Ontario Investing in Mobile Crisis Response Teams
Funding will help police in Leeds-Grenville-Thousand Islands and Rideau Lakes support people experiencing a mental health crisis
BROCKVILLE — The Ontario government is providing over $345,000 to help area police provide specialized support to people who are experiencing a mental health crisis. The funding is being delivered through the Mobile Crisis Response Team Enhancement Grant program and enables police to utilize trained crisis workers when responding to those in need.
The following police services are receiving funding:
- $98,770 for the Gananoque Police Service in partnership with Brockville Police Service
- $128,436 for the Grenville County OPP
- $118,458 for the Leeds County OPP
“I’m so proud our government is providing local police services with these resources to support those experiencing mental health crisis,” said Steve Clark, MPP for Leeds-Grenville-Thousand Islands and Rideau Lakes. “With the expertise and care from mental health professionals at Brockville General Hospital and Lanark-Leeds-Grenville Addictions and Mental Health, this funding will help ensure our police services are well equipped to respond to crisis situations.”

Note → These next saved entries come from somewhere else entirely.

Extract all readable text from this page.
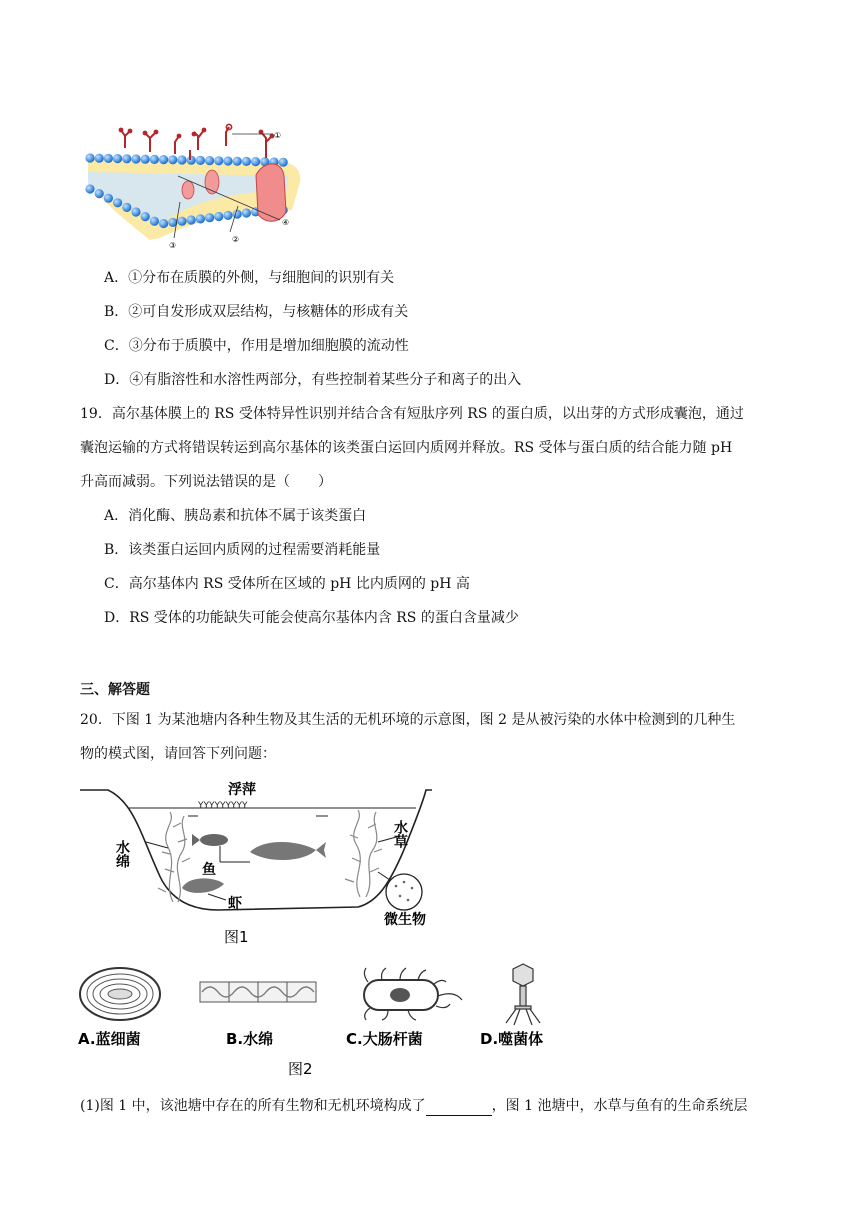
①
④
②
③
A．①分布在质膜的外侧，与细胞间的识别有关
B．②可自发形成双层结构，与核糖体的形成有关
C．③分布于质膜中，作用是增加细胞膜的流动性
D．④有脂溶性和水溶性两部分，有些控制着某些分子和离子的出入
19．高尔基体膜上的 RS 受体特异性识别并结合含有短肽序列 RS 的蛋白质，以出芽的方式形成囊泡，通过
囊泡运输的方式将错误转运到高尔基体的该类蛋白运回内质网并释放。RS 受体与蛋白质的结合能力随 pH
升高而减弱。下列说法错误的是（　　）
A．消化酶、胰岛素和抗体不属于该类蛋白
B．该类蛋白运回内质网的过程需要消耗能量
C．高尔基体内 RS 受体所在区域的 pH 比内质网的 pH 高
D．RS 受体的功能缺失可能会使高尔基体内含 RS 的蛋白含量减少
三、解答题
20．下图 1 为某池塘内各种生物及其生活的无机环境的示意图，图 2 是从被污染的水体中检测到的几种生
物的模式图，请回答下列问题：
ΥΥΥΥΥΥΥΥΥ
浮萍
水绵
水草
鱼
虾
微生物
图1
A.蓝细菌	B.水绵	C.大肠杆菌	D.噬菌体
图2
(1)图 1 中，该池塘中存在的所有生物和无机环境构成了	，图 1 池塘中，水草与鱼有的生命系统层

In 2023-24, the Ontario government is allocating more than $4.5 million to 39 municipal and First Nations police services, as well as Ontario Provincial Police (OPP), to help strengthen Mobile Crisis Response Teams across the province.
“We’re supporting our police services by providing them with the resources they need to assist vulnerable people in crisis situations,” said Solicitor General Michael Kerzner. “Mobile Crisis Response Teams are best positioned to respond to people experiencing a mental health or addictions crisis and are an important part of how police in collaboration with this government are working hard to keep Ontarians safe.”
“Police are called upon to respond to thousands of mental health calls a year,” said Thomas Carrique, OPP Commissioner. “The integrated Mobile Crisis Response Teams approach, with officers and crisis workers attending calls together, supports de-escalation at the time of crisis and connects individuals with the right community resources, at the right time, to better meet their needs and reduce future police interactions.”
- Mobile Crisis Response Teams consist of police officers and crisis workers working together to respond to complex situations where mental health or addictions may be a factor. Supported by the police, crisis workers can assess if an individual should be sent to an emergency department for treatment and/or provide referrals to community programs that support mental and physical well-being.